Goodbye is always implied

Although Malachi had been banished, his hands were still deep in all the criminal activity across Absaroka County. In desperation, Malachi's men resorted to kidnapping Henry and Nighthorse so the latter would sign the deed to his casino over to Malachi. Walt and his crew searched relentlessly for the pair, eventually discovering Malachi's hideout in the Crow Nation. After Henry escaped, Walt, Vic, Mathias, Ferg, and a re-deputized Zach arrived to rescue Nighthorse and finally take down Malachi and his goons for good. After an intense firefight, Walt fatally shot Malachi, ending it once and for all.

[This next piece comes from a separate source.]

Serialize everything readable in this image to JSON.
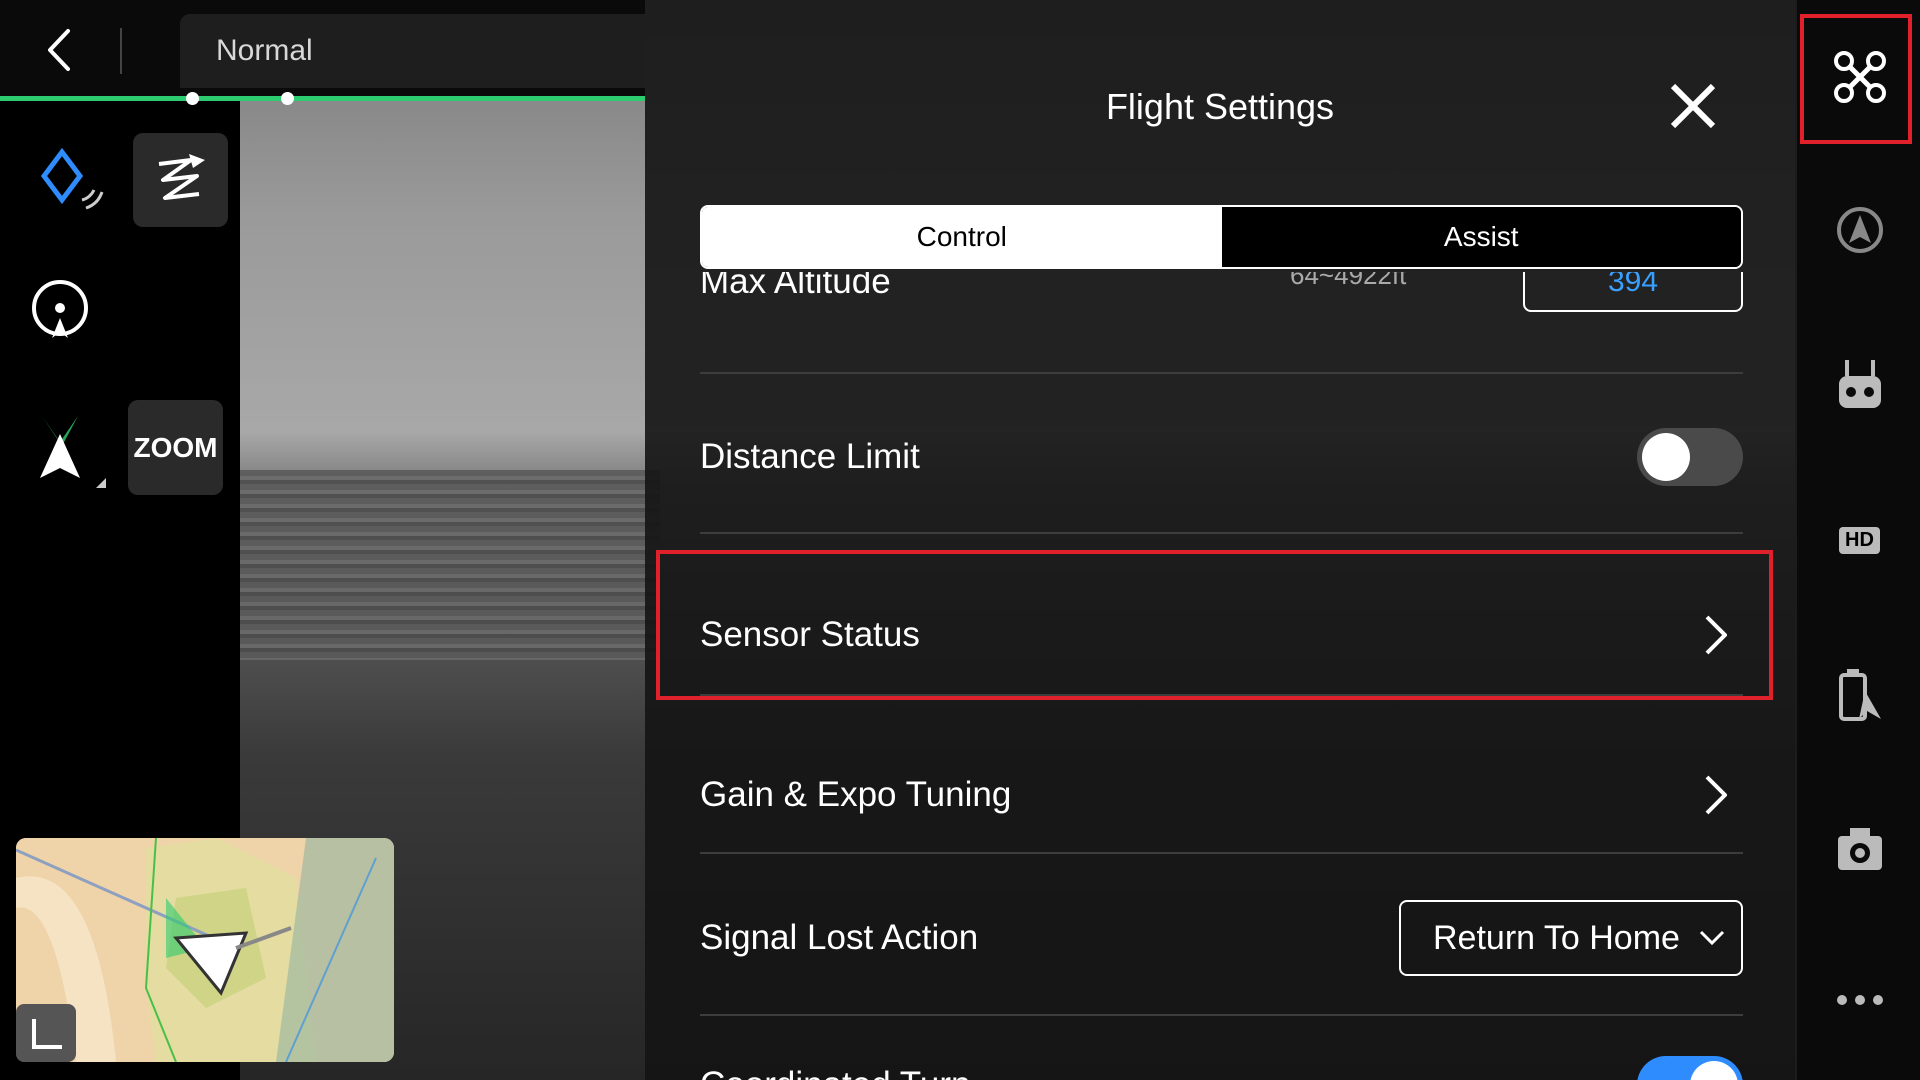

Not long after, Walt retired, deciding to live out the rest of his life in peace. Acknowledging that Vic could never replace Martha and Walt would never replace Vic's baby, Walt and Vic finally started a romantic relationship. Walt also encouraged Cady, who'd started dating Zach, to run for sheriff, and Henry took over the casino from Nighthorse (who, as it turned out, had been in some bad business with the Irish Mob after all). As the series came to a conclusion, Walt, finally carrying a cell phone, decided to search for a lost treasure that Lucian Connally claimed to have found before his death — setting off on horseback, as every cowboy should.